Cuarenta segundos después escuchó un estruendo y el grito de voces amenazantes.
Un disparo estalló en alguna parte mientras que tres encapuchados desarmaron al
sorprendido guardia que rogaba por su vida.
Uno
a uno, los legendarios objetos de oro fueron empaquetados en gruesos sacos,
mientras que el curador, aún con la lanza en ristre, buscaba la forma de
detener su ruina.
Fue
entonces cuando el encapuchado que daba las órdenes, se fijó en él.
-o-o-o-o-o-o-o-
El
periódico de ese día registró el hecho en su primera página. Según la noticia,
a cuatro columnas, arriba a la izquierda y firmada por un tal Manuel Pérez, el
guardia del Museo Dorado, “aún no sabe de
dónde carajos salieron los ladrones”, pero de lo que sí está seguro, es que,
cuando despertó, sentía un dolor punzante ametrallando su cabeza.

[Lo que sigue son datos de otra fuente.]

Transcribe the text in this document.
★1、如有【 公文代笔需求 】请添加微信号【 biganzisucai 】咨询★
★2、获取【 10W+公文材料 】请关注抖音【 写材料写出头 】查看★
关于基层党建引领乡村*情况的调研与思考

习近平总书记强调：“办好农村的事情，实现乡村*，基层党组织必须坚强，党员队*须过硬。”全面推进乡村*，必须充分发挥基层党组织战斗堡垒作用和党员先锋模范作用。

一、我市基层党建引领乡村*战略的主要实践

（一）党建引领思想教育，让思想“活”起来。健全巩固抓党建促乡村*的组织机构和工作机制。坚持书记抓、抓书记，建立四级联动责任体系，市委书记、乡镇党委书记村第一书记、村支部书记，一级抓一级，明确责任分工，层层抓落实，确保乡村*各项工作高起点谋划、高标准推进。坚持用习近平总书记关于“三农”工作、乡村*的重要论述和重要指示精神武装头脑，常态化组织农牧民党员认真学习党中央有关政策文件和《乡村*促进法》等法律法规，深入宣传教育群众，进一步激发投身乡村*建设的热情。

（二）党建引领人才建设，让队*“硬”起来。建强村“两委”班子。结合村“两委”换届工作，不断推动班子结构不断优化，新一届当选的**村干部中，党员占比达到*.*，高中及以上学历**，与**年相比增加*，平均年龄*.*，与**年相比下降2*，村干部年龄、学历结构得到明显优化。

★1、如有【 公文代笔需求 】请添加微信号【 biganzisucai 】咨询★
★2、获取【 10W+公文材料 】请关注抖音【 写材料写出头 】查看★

Cuando todo dejó de darle vueltas, fue que el guardia vio el cuerpo. Ahí
estaba, en toda la mitad de la sala en que se exhibían los valiosos objetos,
esos mismos, que se esfumaron por arte de magia con excepción de la lanza de
empuñadura dorada con cara de león, que aún permanecía allí: estática, fría y
mortal… sobresaliendo, teñida de rojo,
del cuerpo sin vida del curador español.